Woman Of The Hour: “It’s rare to see a true crime film about gendered violence that actually centres the lives of women”

Woman Of The Hour film review

Credit: Netflix

Film


Woman Of The Hour: “It’s rare to see a true crime film about gendered violence that actually centres the lives of women”

By Shahed Ezaydi

6 months ago

3 min read

Directed by Anna Kendrick, Woman Of The Hour alludes to violence to get the point across but doesn’t ever go too far that she’s showing senseless murder on screen. In fact, in the whole film, we never see a woman get killed.


Too many television series and films that sit in the thriller or crime genres are heavily focused on violence against women as a core part of the plot. Many films and TV shows involve women being assaulted, raped or killed and there are too many crime shows to count that have platformed storylines reflecting the horrific reality that so many women experience in their lives. So, when I heard a new true crime thriller, Woman Of The Hour, was being released on Netflix this month, I was a little sceptical. Would this just be another story where women have little to no storyline apart from being killed by a man? Refreshingly, no.

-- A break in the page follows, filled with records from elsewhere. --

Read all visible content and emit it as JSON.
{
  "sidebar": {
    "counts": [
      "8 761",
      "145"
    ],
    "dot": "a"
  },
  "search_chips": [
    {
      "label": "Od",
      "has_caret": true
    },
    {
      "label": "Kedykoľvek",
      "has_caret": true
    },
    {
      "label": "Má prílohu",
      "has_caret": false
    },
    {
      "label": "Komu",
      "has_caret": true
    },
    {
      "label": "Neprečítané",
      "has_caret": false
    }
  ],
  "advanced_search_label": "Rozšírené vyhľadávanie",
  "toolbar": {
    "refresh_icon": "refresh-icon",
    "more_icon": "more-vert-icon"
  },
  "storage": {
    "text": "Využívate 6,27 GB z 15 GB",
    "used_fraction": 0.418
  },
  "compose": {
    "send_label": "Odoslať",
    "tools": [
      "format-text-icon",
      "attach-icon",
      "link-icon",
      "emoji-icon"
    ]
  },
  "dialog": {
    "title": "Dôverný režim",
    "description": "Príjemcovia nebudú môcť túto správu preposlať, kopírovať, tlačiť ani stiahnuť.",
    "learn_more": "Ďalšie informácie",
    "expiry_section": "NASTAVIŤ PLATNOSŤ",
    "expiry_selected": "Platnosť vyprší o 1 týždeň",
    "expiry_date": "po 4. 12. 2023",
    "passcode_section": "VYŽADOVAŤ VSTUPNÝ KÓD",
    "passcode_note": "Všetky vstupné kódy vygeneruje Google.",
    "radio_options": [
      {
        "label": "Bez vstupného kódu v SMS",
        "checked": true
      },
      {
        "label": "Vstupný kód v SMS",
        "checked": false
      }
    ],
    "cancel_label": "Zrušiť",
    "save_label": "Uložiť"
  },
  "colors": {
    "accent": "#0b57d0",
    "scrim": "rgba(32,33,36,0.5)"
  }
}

Woman Of The Hour manages to do what very few films before it have tried and failed to do: platform the voices and experiences of women in a story about a real serial killer and gendered violence. The film follows the true story of Rodney Alcala, who was convicted of the murders of several women but years earlier, appeared on the dating TV show The Dating Game. On the show, Alcala was picked by contestant Cheryl Bradshaw for a date which, in real life, never happened. But in the fictional adaptation, Anna Kendrick imagines what might have happened to Cheryl and Rodney if the date had taken place.

Directed by Kendrick, Woman Of The Hour alludes to or shows a glimpse of the violence to get the point across but doesn’t ever go too far that she’s showing senseless violence and murder on screen. The audience can understand and feel what is happening to Alcala’s victims without visually portraying and exploiting their deaths. In fact, in the entirety of the film, we never see a woman get killed. But Kendrick is still able to convey the fear and tension of the women’s experiences through the pacing and physical and bodily awareness of the film.

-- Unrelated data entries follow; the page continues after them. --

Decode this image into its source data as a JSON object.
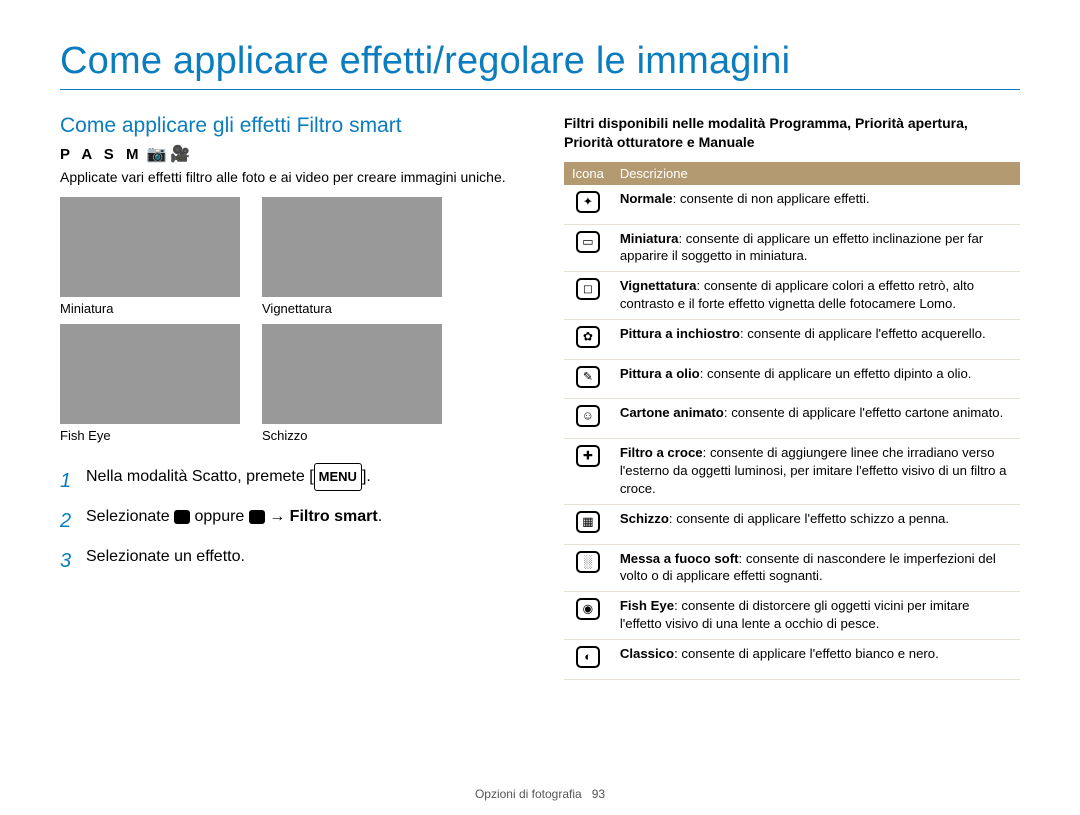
{
  "title": "Come applicare effetti/regolare le immagini",
  "left": {
    "section_title": "Come applicare gli effetti Filtro smart",
    "modes": "P A S M",
    "modes_glyphs": "📷 🎥",
    "intro": "Applicate vari effetti filtro alle foto e ai video per creare immagini uniche.",
    "examples": [
      {
        "caption": "Miniatura"
      },
      {
        "caption": "Vignettatura"
      },
      {
        "caption": "Fish Eye"
      },
      {
        "caption": "Schizzo"
      }
    ],
    "steps": {
      "s1_pre": "Nella modalità Scatto, premete [",
      "s1_menu": "MENU",
      "s1_post": "].",
      "s2_pre": "Selezionate ",
      "s2_mid": " oppure ",
      "s2_arrow": " → ",
      "s2_bold": "Filtro smart",
      "s2_post": ".",
      "s3": "Selezionate un effetto."
    }
  },
  "right": {
    "intro": "Filtri disponibili nelle modalità Programma, Priorità apertura, Priorità otturatore e Manuale",
    "table_header_icon": "Icona",
    "table_header_desc": "Descrizione",
    "rows": [
      {
        "glyph": "✦",
        "bold": "Normale",
        "text": ": consente di non applicare effetti."
      },
      {
        "glyph": "▭",
        "bold": "Miniatura",
        "text": ": consente di applicare un effetto inclinazione per far apparire il soggetto in miniatura."
      },
      {
        "glyph": "◻",
        "bold": "Vignettatura",
        "text": ": consente di applicare colori a effetto retrò, alto contrasto e il forte effetto vignetta delle fotocamere Lomo."
      },
      {
        "glyph": "✿",
        "bold": "Pittura a inchiostro",
        "text": ": consente di applicare l'effetto acquerello."
      },
      {
        "glyph": "✎",
        "bold": "Pittura a olio",
        "text": ": consente di applicare un effetto dipinto a olio."
      },
      {
        "glyph": "☺",
        "bold": "Cartone animato",
        "text": ": consente di applicare l'effetto cartone animato."
      },
      {
        "glyph": "✚",
        "bold": "Filtro a croce",
        "text": ": consente di aggiungere linee che irradiano verso l'esterno da oggetti luminosi, per imitare l'effetto visivo di un filtro a croce."
      },
      {
        "glyph": "▦",
        "bold": "Schizzo",
        "text": ": consente di applicare l'effetto schizzo a penna."
      },
      {
        "glyph": "░",
        "bold": "Messa a fuoco soft",
        "text": ": consente di nascondere le imperfezioni del volto o di applicare effetti sognanti."
      },
      {
        "glyph": "◉",
        "bold": "Fish Eye",
        "text": ": consente di distorcere gli oggetti vicini per imitare l'effetto visivo di una lente a occhio di pesce."
      },
      {
        "glyph": "◐",
        "bold": "Classico",
        "text": ": consente di applicare l'effetto bianco e nero."
      }
    ]
  },
  "footer": {
    "section": "Opzioni di fotografia",
    "page": "93"
  }
}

Like some other true crime films, this also could’ve been a story where its villain was glorified and their experiences and behaviours centred – at the expense of his victims. But in Woman Of The Hour, that is certainly not the case. Yes, Rodney Alcala (played by Daniel Zovatto) is a significant part of the film but it’s Kendrick’s Cheryl Bradshaw and all the women Alcala targeted who are the real focus of this story. Even the film poster is an image of Cheryl in the light and Rodney in the dark where we can’t even see his face, just a shadowy figure standing behind Cheryl.

Woman Of The Hour has a non-linear structure to it – where we go between different timelines – but the majority of the film focuses on the episode of The Dating Game that Rodney and Cheryl appeared on. What I also found interesting and a smart twist on the original events is that Kendrick flips the script a little when it comes to Cheryl asking the three bachelors her questions. Originally, these were questions based in misogynistic stereotypes and sexual innuendos but in the film, Kendrick’s character decides to swap out the show’s questions with her own and replace them with more feminist questions.

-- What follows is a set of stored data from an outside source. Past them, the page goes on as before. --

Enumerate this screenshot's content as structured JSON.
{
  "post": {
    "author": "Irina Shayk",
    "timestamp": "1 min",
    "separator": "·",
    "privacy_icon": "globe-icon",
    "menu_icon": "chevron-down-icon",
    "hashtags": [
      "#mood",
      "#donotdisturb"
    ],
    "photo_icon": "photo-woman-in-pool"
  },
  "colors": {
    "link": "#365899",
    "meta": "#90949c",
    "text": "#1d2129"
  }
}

A particularly powerful scene is where Cheryl asks the three contestants, “what are girls for”, which, of course, attracts some pretty sexist answers. “Girls are for guys and having fun with” is the first bachelor’s response and “girls are for wining and dining” is the second response, but Rodney’s response is the most measured out of the three: “I guess I’d have to say that that’s up to the girl”.

Woman Of The Hour is a brilliant comment on the more ‘casual’ misogyny as well as the fatal side of gendered violence (both in the 1970s and present day) and I’m hopeful that this will be the start of women making true crime films and shows that aren’t bloody and exploitative but actually centre the lives of the women affected.